2.0. 13º Encontro Nacional Feminista, realizado em João Pessoa-PB (2000). Arquivo da Cunhã Coletivo Feminista.

Percebe-se a trajetória histórica do feminismo, suas tensões e filiações representadas nos encontros nacionais. Espaços de contribuição para a consolidação do movimento nacional e regional, de formação e deformação de certezas construídas sobre si e sobre as outras. Nesse âmago, o feminismo tem nesses encontros grandes marcos.

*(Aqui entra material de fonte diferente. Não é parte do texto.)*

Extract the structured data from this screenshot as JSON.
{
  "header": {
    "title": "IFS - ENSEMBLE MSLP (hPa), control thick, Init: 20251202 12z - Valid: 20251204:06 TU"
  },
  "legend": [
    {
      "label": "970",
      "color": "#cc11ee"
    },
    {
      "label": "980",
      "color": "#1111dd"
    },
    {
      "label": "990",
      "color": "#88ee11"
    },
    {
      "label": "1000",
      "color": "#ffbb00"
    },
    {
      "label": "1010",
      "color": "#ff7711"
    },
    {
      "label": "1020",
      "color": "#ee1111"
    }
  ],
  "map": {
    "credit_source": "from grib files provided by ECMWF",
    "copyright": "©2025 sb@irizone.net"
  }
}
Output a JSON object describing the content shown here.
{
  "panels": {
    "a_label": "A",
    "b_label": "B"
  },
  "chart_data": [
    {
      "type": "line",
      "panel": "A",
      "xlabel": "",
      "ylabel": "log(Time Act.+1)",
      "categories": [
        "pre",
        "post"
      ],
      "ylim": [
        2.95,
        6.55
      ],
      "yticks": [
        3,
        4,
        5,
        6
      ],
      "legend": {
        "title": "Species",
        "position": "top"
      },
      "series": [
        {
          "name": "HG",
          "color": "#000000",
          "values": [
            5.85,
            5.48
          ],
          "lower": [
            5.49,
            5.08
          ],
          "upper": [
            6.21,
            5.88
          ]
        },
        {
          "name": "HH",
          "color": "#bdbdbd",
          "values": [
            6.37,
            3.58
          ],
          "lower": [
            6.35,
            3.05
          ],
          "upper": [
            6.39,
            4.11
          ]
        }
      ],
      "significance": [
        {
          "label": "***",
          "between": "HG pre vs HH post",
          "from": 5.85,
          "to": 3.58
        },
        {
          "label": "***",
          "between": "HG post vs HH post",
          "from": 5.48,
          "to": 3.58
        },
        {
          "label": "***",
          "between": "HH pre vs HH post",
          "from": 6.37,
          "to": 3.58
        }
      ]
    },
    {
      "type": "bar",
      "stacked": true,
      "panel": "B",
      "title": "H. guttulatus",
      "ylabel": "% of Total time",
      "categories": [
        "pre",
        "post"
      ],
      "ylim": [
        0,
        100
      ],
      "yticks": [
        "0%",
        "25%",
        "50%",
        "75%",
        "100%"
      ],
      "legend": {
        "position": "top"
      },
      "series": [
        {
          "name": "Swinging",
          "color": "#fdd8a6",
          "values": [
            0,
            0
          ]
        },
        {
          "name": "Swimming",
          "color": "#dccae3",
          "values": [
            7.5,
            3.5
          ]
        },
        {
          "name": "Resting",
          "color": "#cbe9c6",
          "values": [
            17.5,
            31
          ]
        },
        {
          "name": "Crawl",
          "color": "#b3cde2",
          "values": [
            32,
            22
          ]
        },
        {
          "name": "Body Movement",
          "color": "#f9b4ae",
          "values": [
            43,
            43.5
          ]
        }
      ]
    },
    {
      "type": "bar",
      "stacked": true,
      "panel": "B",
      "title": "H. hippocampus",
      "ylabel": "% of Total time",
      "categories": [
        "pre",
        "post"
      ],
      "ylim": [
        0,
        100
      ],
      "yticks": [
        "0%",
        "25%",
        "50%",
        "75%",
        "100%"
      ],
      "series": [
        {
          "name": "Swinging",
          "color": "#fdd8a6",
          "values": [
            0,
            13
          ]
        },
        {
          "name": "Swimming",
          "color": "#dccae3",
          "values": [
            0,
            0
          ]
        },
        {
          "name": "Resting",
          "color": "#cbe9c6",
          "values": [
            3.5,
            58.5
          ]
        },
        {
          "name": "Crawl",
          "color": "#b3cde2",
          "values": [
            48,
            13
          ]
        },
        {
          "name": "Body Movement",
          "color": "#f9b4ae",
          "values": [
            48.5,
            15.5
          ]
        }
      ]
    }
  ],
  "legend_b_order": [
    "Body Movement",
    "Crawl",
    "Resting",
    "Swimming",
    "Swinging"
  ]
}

Com destaque aqui para o feminismo paraibano. São assim, encontros dentro de encontros. Movimentos dentro do movimento.

FONTES SOBREIRA, Dayane Nascimento. Angela Maria Silva Arruda. Entrevista concedida à autora em 15 e 22 de maio de 2015 (4h e 22min). ______. Soraia Jordão Almeida. Entrevista concedida à autora em 15 de agosto de 2014 (43min). ______. Soraia Jordão Almeida. Entrevista concedida à autora em 22 de maio de 2015 (1h e 43min).

REFERÊNCIAS CAMURÇA, Silvia; SILVA, Carmen. Feminismo e movimento de mulheres. Recife: SOS Corpo – Instituto Feminista para a Democracia, 2010. FERREIRA, Claudia; BONAN, Claudia. Mulheres e movimentos. Rio de Janeiro: Aeroplano, 2004. KOURY, Mauro Guilherme Pinheiro. Rastros de tragédia: movimentos sociais na Paraíba (1964-1980). Textos UFPB/NDHIR, n. 1, ago. 1983. Arquivo documental do NDHIR / GT Indústria e Trabalho. (Mimeo.). SILVA, Carmen. Os sentidos da ação educativa no feminismo. In: ______. (org.). Experiências em pedagogia feminista. Recife: SOS Corpo – Instituto Feminista para a Democracia, 2010. RAGO, Luzia Margareth. Os feminismos no Brasil: dos ‘anos de chumbo’ à era global. Labrys – Revista de Estudos Feministas, Brasília/Montreal/Paris, n. 03, 2003. Disponível em: . Acesso: 15 jul. 2014. ______. A aventura de contar-se: feminismos, escrita de si e invenções de subjetividade. Prefácio de Márcio Seligmann-Silva. Campinas, SP: Editora da UNICAMP, 2013.

SARLO, Beatriz. Tempo passado: cultura da memória e guinada subjetiva. Tradução de Rosa Freire d’Aguiar. São Paulo: Companhia das Letras; Belo Horizonte: UFMG, 2007.